研究課題/領域番号 |
19H02883
|
研究種目 |
基盤研究(B)
|
配分区分 | 補助金 |
応募区分 | 一般 |
審査区分 |
小区分38030:応用生物化学関連
|
研究機関 | 京都大学 |
研究代表者 |
神戸 大朋 京都大学, 生命科学研究科, 准教授 (90303875)
|
研究分担者 |
片山 高嶺 京都大学, 生命科学研究科, 教授 (70346104)
高橋 正和 福井県立大学, 生物資源学部, 准教授 (80315837)
|
研究期間 (年度) |
2019-04-01 – 2022-03-31
|
研究課題ステータス |
完了 (2021年度)
|
配分額 *注記 |
17,550千円 (直接経費: 13,500千円、間接経費: 4,050千円)
2021年度: 4,550千円 (直接経費: 3,500千円、間接経費: 1,050千円)
2020年度: 4,550千円 (直接経費: 3,500千円、間接経費: 1,050千円)

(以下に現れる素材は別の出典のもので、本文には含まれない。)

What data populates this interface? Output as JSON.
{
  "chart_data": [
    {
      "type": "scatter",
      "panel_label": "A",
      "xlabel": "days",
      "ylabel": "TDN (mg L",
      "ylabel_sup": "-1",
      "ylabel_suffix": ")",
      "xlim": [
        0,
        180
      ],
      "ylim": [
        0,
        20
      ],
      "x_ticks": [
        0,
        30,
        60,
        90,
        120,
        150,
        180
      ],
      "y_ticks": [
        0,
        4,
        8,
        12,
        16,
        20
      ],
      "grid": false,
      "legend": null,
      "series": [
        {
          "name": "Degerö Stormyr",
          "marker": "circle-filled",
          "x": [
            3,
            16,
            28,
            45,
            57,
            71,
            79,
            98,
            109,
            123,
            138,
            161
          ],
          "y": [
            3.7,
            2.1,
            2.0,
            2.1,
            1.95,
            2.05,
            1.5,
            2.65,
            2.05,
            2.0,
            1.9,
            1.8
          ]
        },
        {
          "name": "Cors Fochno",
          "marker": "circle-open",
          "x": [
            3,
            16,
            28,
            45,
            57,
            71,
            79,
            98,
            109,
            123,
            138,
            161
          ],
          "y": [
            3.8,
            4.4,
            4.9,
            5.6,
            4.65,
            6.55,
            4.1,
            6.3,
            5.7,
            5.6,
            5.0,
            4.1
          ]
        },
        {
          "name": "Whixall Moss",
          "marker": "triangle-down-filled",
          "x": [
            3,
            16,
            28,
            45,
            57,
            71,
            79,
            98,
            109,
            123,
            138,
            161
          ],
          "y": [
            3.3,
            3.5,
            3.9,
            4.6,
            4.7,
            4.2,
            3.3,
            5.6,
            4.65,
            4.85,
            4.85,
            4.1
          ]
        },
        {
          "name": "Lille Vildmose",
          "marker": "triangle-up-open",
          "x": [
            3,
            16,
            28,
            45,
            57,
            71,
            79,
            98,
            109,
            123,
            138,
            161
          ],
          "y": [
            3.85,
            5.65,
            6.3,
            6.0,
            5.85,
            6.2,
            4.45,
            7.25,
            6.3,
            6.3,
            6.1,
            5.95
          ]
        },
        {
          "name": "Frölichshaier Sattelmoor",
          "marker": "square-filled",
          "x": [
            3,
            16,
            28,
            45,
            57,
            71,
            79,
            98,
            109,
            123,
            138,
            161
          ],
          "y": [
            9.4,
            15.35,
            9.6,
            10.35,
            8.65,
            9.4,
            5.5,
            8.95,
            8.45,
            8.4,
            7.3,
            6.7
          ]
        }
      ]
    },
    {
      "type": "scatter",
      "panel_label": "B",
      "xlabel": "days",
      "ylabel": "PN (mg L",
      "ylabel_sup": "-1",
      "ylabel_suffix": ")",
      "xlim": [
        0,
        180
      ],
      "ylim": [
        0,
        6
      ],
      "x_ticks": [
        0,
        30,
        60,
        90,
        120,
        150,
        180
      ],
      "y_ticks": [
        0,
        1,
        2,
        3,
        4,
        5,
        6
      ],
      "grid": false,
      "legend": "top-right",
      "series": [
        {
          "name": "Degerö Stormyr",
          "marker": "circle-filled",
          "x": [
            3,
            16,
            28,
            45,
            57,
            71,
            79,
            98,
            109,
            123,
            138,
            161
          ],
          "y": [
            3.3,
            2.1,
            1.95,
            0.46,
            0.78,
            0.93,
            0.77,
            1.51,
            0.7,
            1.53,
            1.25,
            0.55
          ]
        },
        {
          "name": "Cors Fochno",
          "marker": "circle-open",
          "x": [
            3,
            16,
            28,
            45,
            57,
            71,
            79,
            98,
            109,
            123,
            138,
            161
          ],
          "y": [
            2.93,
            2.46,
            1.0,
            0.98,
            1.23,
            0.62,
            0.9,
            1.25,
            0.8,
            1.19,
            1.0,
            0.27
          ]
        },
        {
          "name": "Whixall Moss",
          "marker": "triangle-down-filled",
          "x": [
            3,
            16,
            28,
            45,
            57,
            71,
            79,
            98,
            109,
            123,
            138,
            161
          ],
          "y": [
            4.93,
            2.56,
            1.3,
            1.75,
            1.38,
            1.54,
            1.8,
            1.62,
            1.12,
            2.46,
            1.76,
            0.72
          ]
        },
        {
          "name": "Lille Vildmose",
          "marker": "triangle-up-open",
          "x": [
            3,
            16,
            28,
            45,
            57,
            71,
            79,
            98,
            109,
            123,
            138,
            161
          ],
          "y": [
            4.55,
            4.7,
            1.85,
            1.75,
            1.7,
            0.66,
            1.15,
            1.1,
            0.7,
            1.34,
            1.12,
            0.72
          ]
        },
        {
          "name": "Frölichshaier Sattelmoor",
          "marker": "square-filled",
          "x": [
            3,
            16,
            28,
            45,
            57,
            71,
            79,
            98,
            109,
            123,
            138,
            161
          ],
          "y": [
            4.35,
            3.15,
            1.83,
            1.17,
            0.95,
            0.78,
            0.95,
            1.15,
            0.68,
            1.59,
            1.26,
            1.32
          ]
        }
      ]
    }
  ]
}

2019年度: 8,450千円 (直接経費: 6,500千円、間接経費: 1,950千円)
|
キーワード | 亜鉛欠乏 / 炎症性腸疾患 / アルカリフォスファターゼ / 亜鉛吸収促進因子 / in vitro screening / 腸型アルカリフォスファターゼ |
研究開始時の研究の概要 |
炎症性腸疾患(Inflammatory Bowel Disease:IBD)は、過去40 年にわたり急激に増加した疾患として知られる。IBDの発症や憎悪化のメカニズムの一つとして、「亜鉛欠乏」が「腸型アルカリフォスファターゼ(IAP)の活性消失」を引き起こすことがあげられることを、細胞及び動物レベルで証明し、IBDの予防と治療に亜鉛の活用が実践的であることを示す。さらに、亜鉛の吸収効率を上昇させる食品因子を探索し、本因子が実際にIBDの予防や治療に有効に作用することを実証する。亜鉛を充足させる食の提案は、医薬や食品など幅広い分野の応用に新しい展開をもたらすものと期待される。
|
研究成果の概要 |
IBD発症の要因の一つにLPSを介した炎症性サイトカイン産生の亢進があげられる。亜鉛欠乏もIBD発症に関連があるとされることから、LPSのリン酸基を加水分解できる亜鉛酵素の活性低下が原因であると考えた。IAP、TNAP、ENPP3の3つが亜鉛欠乏時に活性が低下することを明示したが、THP1細胞などを使用した炎症性サイトカイン産生アッセイでは、亜鉛に依存した生物活性を見出すことができなかった。 亜鉛欠乏によるIBD発症を予防・治療するために亜鉛を充足させることは重要である。様々な食材から調整した抽出物や購入した食品因子をスクリーニングし、亜鉛吸収促進につながる可能性のある候補分子を複数同定した。
|
研究成果の学術的意義や社会的意義 |
長年未解決であったIBD発症と亜鉛欠乏との関わりの機序を分子レベルで提示することは、その発症の予防や治療法の確立に大きく貢献する成果となる。特に超高齢社会を迎えた現在では、亜鉛欠乏はさらに増加すると予想されるため、亜鉛欠乏が関わるとされる疾患が増悪化すること、および罹患者が増加することが予想される。したがって、亜鉛欠乏が疾患に結びつく機序だけでなく、亜鉛を充足させる食を提案する意義は大きい。本研究では、亜鉛吸収に効果が期待できる複数の抽出物・因子を見出しており、本成果は、食を通じて亜鉛欠乏を抑制するだけでなく、医薬や食品など幅広い分野の応用に新しい展開をもたらすものと期待される。